The magnetic tunnel junction uses the same three-layer sandwich of magnetic-nonmagnetic-magnetic material but with a number of minor differences. The first is that the nonmagnetic insulating layer is very thin. The second is that the first layer is pinned but the second layer can be changed by passing a small current through it. The electrons get through the thin insulating layer by a process known as “tunnelling”.
This is a quantum effect that shouldn’t happen according to classical physics. Because quantum mechanics deals with probabilities of things happening there is often a non-zero probability of something happening that is forbidden by classical mechanics. In this case classical mechanics says that there is no way that an electron can get through the insulating layer – it physically doesn’t have the energy needed to break through. Quantum mechanics, on the other hand, says that there is a small probability of the electron just appearing on the other side of the barrier without having to worry about how it got there! In picturesque language it is said to have “tunnelled” though the barrier rather than going over it. You can get very worried by such ideas but tunnelling does happen and there is a small current flow as a result.
The key thing about tunnelling is that it is very sensitive to the conditions. If the insulating layer is very thin then there will be a lot of tunnelling current – slightly thicker and there will be very little. When the pinned layer is in the same direction as the changeable layer the tunnelling current is high. The electrons in the pinned layer have the right spin to pass into the changeable layer. When the changeable layer is magnetised in the opposite direction the electrons have the wrong spin to exist in there and the tunnelling current goes down by a factor of 1000. By simply flipping the magnetisation of the changeable layer you can store a 1 or a 0 and read the data by the resistance of the MTJ.
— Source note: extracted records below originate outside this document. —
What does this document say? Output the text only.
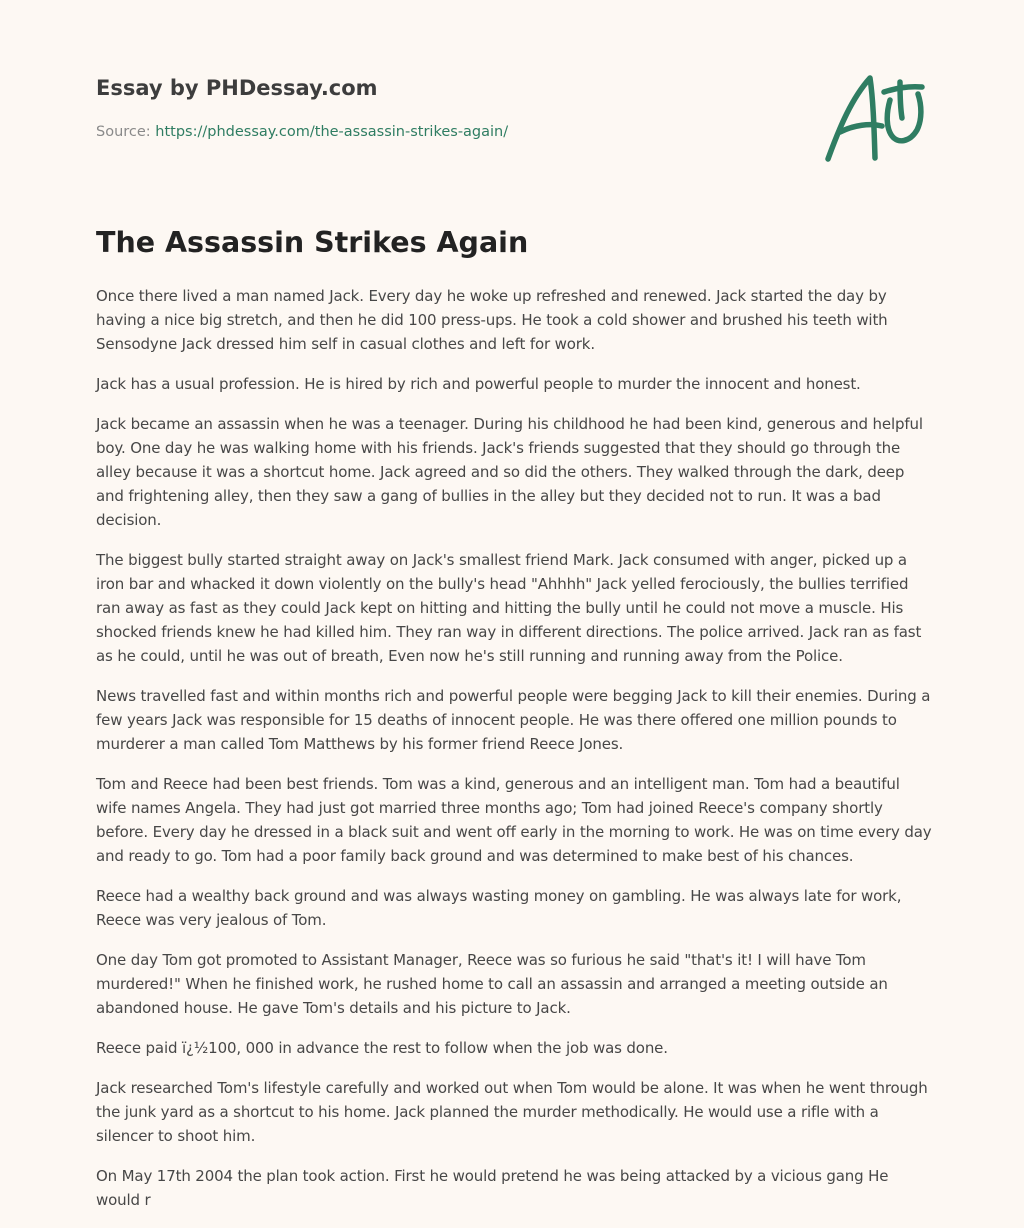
Essay by PHDessay.com

Source: https://phdessay.com/the-assassin-strikes-again/

The Assassin Strikes Again

Once there lived a man named Jack. Every day he woke up refreshed and renewed. Jack started the day by having a nice big stretch, and then he did 100 press-ups. He took a cold shower and brushed his teeth with Sensodyne Jack dressed him self in casual clothes and left for work.

Jack has a usual profession. He is hired by rich and powerful people to murder the innocent and honest.

Jack became an assassin when he was a teenager. During his childhood he had been kind, generous and helpful boy. One day he was walking home with his friends. Jack's friends suggested that they should go through the alley because it was a shortcut home. Jack agreed and so did the others. They walked through the dark, deep and frightening alley, then they saw a gang of bullies in the alley but they decided not to run. It was a bad decision.

The biggest bully started straight away on Jack's smallest friend Mark. Jack consumed with anger, picked up a iron bar and whacked it down violently on the bully's head "Ahhhh" Jack yelled ferociously, the bullies terrified ran away as fast as they could Jack kept on hitting and hitting the bully until he could not move a muscle. His shocked friends knew he had killed him. They ran way in different directions. The police arrived. Jack ran as fast as he could, until he was out of breath, Even now he's still running and running away from the Police.

News travelled fast and within months rich and powerful people were begging Jack to kill their enemies. During a few years Jack was responsible for 15 deaths of innocent people. He was there offered one million pounds to murderer a man called Tom Matthews by his former friend Reece Jones.

Tom and Reece had been best friends. Tom was a kind, generous and an intelligent man. Tom had a beautiful wife names Angela. They had just got married three months ago; Tom had joined Reece's company shortly before. Every day he dressed in a black suit and went off early in the morning to work. He was on time every day and ready to go. Tom had a poor family back ground and was determined to make best of his chances.

Reece had a wealthy back ground and was always wasting money on gambling. He was always late for work, Reece was very jealous of Tom.

One day Tom got promoted to Assistant Manager, Reece was so furious he said "that's it! I will have Tom murdered!" When he finished work, he rushed home to call an assassin and arranged a meeting outside an abandoned house. He gave Tom's details and his picture to Jack.

Reece paid ï¿½100, 000 in advance the rest to follow when the job was done.

Jack researched Tom's lifestyle carefully and worked out when Tom would be alone. It was when he went through the junk yard as a shortcut to his home. Jack planned the murder methodically. He would use a rifle with a silencer to shoot him.

On May 17th 2004 the plan took action. First he would pretend he was being attacked by a vicious gang He would r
With the two magnetic fields in the same direction the electrons jump from one end of the MTJ to the other without having to change their spin
With the magnetic fields opposed the electrons have to change their spin to jump to the far end and so a much smaller current flows
Currently MTJ based MRAM is being developed by IBM and Infineon and the first devices are available as storage cards for PDAs and mobile phones. The huge advantage of MRAM is that it stores the data even when the power is off. This makes it possible to save battery power in mobile devices and this is the reason why MRAM is making its first appearance in these markets. The advantages of a non-volatile high speed and high capacity device, however, are such that you can expect MRAM to replace standard computer memory, and perhaps even hard disks, in time.
Currently MRAMs have been built which are six times faster than DRAM, which is the type of RAM used for the Megabytes of RAM in most PCs and almost as fast as SRAM, which is used for cache and other high speed applications. If all the DRAM in a PC were replaced by MRAM it would be faster and, operating systems bugs aside, you would never have to reboot. The reason is simply that when you switched the machine on the memory would be exactly as you left it and ready to do useful work.